Offshore carbon dangers

A report published late final yr by the Heart for Worldwide Environmental Legislation (CIEL), a Washington-based non-profit, discovered that offshore CCS is at present being pursued on an unprecedented scale.

As of mid-2023, firms and governments world wide had introduced plans to assemble greater than 50 new offshore CCS initiatives, based on CIEL.

If constructed and operated as proposed, these initiatives would symbolize a 200-fold improve within the quantity of carbon injected underneath the seafloor annually.

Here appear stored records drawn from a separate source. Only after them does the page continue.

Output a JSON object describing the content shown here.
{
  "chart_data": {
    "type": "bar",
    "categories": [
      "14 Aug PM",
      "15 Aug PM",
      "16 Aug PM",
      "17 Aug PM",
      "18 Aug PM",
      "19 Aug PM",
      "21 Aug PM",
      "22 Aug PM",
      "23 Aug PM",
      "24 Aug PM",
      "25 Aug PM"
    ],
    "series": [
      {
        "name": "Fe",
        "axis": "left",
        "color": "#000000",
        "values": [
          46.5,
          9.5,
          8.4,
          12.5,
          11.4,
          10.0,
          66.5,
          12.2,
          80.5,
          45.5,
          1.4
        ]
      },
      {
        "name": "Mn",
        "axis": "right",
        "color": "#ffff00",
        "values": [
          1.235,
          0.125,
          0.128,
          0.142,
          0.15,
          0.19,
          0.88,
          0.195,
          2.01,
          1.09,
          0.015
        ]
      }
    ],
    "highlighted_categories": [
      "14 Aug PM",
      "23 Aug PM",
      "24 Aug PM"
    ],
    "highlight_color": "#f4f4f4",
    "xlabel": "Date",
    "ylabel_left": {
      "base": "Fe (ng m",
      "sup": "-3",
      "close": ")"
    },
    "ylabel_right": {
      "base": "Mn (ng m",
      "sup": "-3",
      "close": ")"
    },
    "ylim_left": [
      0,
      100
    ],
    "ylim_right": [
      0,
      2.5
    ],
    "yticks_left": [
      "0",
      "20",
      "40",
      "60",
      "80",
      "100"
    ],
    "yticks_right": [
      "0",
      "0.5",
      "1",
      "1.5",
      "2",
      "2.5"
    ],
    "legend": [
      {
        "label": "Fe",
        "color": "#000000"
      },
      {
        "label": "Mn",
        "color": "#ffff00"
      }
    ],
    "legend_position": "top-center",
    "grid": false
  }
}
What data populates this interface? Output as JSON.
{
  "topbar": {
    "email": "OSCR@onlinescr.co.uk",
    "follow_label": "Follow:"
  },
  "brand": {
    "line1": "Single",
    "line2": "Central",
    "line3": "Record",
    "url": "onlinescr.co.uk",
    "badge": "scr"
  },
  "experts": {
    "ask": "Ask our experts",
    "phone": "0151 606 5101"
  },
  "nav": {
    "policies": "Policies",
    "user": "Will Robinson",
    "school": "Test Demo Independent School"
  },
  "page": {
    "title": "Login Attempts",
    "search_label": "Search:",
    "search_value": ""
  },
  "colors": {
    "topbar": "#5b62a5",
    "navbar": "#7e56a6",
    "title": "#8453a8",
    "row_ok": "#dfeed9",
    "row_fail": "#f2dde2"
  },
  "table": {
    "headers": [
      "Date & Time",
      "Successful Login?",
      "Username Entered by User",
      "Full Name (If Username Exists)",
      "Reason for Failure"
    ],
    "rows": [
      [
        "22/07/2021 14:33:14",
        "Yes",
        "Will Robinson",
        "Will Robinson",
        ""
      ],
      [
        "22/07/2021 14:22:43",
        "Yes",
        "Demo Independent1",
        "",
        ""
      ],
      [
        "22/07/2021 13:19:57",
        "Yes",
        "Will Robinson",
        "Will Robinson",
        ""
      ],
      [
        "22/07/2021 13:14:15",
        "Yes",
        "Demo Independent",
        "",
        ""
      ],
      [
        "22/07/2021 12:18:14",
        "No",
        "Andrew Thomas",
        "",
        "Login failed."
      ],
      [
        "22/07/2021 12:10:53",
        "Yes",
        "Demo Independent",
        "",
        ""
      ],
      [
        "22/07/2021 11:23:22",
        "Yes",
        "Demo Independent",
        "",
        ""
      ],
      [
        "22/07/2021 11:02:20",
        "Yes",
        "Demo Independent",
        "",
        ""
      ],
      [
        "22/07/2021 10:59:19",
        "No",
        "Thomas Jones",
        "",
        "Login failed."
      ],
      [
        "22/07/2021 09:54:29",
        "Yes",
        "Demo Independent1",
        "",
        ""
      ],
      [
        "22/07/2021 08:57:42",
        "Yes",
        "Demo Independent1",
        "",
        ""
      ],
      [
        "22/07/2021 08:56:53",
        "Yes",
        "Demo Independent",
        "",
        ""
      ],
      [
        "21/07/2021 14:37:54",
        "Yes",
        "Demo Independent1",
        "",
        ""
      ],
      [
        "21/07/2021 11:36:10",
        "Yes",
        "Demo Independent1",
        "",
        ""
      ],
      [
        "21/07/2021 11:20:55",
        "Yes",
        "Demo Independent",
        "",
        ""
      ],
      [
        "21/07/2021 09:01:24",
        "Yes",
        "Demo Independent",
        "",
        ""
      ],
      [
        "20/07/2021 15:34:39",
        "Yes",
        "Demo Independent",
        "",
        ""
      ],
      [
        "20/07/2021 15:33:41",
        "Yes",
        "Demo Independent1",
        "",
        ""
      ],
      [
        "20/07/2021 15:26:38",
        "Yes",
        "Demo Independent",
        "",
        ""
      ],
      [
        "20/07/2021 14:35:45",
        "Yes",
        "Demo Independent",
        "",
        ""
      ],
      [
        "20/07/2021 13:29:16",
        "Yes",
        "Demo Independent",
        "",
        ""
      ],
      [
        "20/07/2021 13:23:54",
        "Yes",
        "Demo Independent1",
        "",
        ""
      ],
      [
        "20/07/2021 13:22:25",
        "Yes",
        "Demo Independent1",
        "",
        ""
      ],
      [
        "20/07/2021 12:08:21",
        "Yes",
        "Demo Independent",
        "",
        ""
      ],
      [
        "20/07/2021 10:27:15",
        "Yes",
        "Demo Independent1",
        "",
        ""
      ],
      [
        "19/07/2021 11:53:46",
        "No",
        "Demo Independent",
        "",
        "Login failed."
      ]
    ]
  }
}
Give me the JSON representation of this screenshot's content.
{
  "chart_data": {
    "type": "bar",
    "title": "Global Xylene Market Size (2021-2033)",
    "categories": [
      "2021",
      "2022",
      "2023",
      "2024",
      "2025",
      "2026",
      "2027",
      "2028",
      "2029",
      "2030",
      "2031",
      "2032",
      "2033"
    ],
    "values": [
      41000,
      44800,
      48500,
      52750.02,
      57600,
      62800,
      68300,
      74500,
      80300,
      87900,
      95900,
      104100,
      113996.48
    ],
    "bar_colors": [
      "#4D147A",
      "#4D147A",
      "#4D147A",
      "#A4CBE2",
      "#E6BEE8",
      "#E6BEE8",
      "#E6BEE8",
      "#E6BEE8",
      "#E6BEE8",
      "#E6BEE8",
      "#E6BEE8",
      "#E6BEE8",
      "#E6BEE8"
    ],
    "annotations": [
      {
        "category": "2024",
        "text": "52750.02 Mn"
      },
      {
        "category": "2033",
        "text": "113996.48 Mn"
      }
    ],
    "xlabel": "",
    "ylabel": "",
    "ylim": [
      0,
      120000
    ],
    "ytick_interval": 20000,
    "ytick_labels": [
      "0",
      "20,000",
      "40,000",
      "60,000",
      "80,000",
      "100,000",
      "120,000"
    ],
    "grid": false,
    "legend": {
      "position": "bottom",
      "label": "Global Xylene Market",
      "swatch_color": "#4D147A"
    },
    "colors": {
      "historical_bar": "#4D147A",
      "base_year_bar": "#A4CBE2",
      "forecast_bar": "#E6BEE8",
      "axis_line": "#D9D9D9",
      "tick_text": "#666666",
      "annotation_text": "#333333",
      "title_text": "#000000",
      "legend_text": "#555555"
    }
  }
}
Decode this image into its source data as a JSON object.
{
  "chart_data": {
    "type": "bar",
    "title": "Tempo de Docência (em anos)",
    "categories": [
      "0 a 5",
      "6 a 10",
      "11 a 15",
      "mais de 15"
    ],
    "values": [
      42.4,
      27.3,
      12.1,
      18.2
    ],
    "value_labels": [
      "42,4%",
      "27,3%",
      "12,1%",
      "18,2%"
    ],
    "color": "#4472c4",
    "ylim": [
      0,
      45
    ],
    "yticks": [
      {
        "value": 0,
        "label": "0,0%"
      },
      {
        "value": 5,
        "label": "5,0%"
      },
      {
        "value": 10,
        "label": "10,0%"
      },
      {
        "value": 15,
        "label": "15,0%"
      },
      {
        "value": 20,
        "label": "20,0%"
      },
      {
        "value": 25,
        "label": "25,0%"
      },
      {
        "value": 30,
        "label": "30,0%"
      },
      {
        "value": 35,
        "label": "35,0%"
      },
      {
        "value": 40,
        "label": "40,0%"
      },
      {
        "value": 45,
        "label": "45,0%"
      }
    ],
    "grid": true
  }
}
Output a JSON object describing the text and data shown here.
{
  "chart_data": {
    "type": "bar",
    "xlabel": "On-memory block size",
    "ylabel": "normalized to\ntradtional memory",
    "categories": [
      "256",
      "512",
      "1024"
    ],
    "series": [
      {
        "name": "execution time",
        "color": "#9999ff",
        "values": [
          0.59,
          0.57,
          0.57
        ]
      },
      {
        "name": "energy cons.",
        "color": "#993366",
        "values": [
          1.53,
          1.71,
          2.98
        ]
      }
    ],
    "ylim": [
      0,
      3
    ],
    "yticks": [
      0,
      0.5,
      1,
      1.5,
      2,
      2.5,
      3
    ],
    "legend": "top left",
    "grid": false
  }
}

Nikki Reisch, director of the local weather and power program at CIEL, struck a considerably cynical tone on the Norway proposition, saying the nation appeared to have embraced the idea of a round financial system: “We can both produce your problem, with fossil fuels, and solve it for you.”

“Whenever there are challenges to or questions raised about the uncertainties and risks with injecting CO2 under the seabed at depths that are difficult to monitor and manage under the best of circumstances, proponents will point to the experience with Norway as proof that it can be done,” Reisch stated.

“At the same time, if you look closely under the hood at those projects, it’s very touch and go and by a hair or happenstance they didn’t have a leak. There’s nothing to ensure that the unpredictable behavior of the CO2 in a different location might not result in a blowout of the caprock or another leak of the injected CO2.”